Dans la salle s'attente

Françoise Tomeno
14 janvier 2013

Une salle d'attente ressemblant à n'importe quelle salle d'attente. Plutôt des femmes. En prévision d'une possible longue attente, j'ai apporté un gros bouquin prêté par un ami: "Les douze chaises, par ILF et PETRON ". Ilf et Petron, deux auteurs russes, sans gloire, co-auteurs de cette petite merveille parue en URSS en 1928. Critique drôle et drôle de critique des débuts de l'époque stalinienne, thriller où les absurdités tant administratives qu'idéologiques sont dénoncées au travers de l'expérience qu'en font les "héros", expérience présentée de façon désopilante.

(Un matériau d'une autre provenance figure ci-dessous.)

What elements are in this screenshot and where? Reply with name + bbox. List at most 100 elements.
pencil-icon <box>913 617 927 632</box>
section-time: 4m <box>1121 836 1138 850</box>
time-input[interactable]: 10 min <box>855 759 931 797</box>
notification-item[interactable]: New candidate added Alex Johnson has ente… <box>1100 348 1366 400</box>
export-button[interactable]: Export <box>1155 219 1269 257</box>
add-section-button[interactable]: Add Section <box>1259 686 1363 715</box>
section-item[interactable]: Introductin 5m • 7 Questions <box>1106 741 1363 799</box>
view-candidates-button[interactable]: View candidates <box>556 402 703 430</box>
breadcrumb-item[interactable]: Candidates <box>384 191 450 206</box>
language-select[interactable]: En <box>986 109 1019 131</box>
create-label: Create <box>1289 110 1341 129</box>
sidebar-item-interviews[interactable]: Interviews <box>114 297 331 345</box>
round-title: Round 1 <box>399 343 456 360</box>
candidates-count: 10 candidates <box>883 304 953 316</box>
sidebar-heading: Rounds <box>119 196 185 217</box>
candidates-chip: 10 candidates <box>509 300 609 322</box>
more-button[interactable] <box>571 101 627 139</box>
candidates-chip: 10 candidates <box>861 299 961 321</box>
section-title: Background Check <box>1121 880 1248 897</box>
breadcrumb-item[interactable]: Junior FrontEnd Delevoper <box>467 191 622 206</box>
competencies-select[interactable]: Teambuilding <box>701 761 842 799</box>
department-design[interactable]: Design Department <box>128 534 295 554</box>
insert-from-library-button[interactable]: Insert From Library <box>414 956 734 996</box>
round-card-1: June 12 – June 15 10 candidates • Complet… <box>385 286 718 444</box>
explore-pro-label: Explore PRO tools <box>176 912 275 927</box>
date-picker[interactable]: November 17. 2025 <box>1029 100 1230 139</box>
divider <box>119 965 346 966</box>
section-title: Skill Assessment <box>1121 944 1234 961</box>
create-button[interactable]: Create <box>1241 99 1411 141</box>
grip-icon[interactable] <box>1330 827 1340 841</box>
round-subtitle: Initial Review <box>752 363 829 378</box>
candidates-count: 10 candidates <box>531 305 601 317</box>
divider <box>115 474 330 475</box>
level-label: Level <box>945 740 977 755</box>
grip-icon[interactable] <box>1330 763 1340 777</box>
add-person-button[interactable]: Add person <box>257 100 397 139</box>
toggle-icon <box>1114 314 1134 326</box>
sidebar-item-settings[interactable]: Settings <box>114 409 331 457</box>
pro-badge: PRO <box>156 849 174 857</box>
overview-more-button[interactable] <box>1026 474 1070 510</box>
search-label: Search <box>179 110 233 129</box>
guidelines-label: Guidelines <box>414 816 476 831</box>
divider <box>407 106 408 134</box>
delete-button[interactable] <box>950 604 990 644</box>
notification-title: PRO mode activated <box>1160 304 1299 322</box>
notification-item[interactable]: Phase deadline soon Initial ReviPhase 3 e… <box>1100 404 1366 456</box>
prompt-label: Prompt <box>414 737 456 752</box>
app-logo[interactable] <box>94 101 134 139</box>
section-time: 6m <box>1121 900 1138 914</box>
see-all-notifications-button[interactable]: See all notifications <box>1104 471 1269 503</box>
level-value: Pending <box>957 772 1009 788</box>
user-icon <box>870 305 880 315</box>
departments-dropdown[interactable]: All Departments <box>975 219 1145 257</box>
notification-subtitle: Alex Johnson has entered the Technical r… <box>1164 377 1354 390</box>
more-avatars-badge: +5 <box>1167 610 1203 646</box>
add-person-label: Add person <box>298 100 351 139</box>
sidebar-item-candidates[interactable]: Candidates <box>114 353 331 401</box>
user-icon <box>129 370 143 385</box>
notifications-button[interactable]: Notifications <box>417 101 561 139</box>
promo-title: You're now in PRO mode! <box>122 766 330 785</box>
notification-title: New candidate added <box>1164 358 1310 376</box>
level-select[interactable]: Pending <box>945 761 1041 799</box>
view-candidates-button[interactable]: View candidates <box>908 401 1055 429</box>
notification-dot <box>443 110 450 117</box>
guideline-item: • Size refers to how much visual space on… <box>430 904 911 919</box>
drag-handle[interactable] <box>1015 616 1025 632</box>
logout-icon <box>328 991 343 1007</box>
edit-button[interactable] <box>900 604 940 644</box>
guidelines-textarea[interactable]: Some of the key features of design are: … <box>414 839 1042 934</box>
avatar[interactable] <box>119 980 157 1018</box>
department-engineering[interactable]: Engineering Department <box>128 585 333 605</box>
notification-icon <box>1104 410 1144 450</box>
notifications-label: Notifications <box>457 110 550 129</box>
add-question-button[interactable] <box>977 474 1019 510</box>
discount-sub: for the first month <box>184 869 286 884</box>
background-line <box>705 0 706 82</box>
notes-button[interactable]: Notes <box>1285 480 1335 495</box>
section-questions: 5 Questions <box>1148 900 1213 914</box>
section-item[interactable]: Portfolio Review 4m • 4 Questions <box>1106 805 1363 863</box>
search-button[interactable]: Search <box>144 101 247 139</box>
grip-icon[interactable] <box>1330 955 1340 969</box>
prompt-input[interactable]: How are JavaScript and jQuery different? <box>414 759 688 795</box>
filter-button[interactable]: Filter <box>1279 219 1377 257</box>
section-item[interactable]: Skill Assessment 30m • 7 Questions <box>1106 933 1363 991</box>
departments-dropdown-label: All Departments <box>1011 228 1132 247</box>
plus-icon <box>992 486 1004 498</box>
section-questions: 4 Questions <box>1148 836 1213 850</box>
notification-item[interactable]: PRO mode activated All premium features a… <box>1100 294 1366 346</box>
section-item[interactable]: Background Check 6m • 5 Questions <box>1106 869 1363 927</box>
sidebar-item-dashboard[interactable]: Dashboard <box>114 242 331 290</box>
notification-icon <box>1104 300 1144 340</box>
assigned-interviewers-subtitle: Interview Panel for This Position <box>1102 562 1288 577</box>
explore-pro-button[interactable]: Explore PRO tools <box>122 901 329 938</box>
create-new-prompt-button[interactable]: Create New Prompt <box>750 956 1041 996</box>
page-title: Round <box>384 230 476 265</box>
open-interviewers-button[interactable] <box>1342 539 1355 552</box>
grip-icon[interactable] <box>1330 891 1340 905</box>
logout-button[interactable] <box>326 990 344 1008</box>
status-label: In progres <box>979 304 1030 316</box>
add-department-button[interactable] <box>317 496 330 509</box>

Dieu sait pourquoi, à un moment, je lève le nez. Me revient alors en mémoire une répétition d'un spectacle Raymond Queneau avec le groupe des Accroche-Coeur. Marie, notre metteur en scène de l'époque, avait pris le parti de nous faire travailler de façon Oulipienne, Raymond Queneau oblige. Elle avait écrit sur des petits papiers le titre des poèmes retenus pour le spectacle, et sur une autre série de petits papiers, des contraintes à la mode de l'Oulipo. Ce jour-là, nous tirons au sort le texte, "Un poème", et la contrainte, "Dans une salle d'attente de médecin". Nous voilà tous les quatre , Emmanuelle, Jean-Pierre, Jean-Michel et moi-même, assis en rang d'oignons, comme dans la salle d'attente aujourd'hui. La contrainte veut que l'on ne sache pas lequel d'entre nous va démarrer, c'est à dire rompre l'ambiance habituelle de la salle d'attente et envoyer le poème aux patients qui patientent. Nous l'avons fait plusieurs fois, c'était drôle et difficile, la tension montait au fur et à mesure que le temps s'écoulait avant que l'un d'entre nous ne se lance et essaie de choisir un style pour faire irruption.

Ce souvenir me fait sourire, et penser à d'autres façons d'apporter de la fantaisie dans des lieux qui n'ont pas été faits pour ça. Aujourd'hui, certaines flashmobs sont de ce style-là  et je ne résiste pas au plaisir de vous transmettre les liens conduisant à deux d'entre elles, belles par le parti pris qu'elles ont choisi. Elles se sont déroulées  l'une et l'autre en Espagne. l'une dans une agence pour l'emploi, l'autre dans une banque.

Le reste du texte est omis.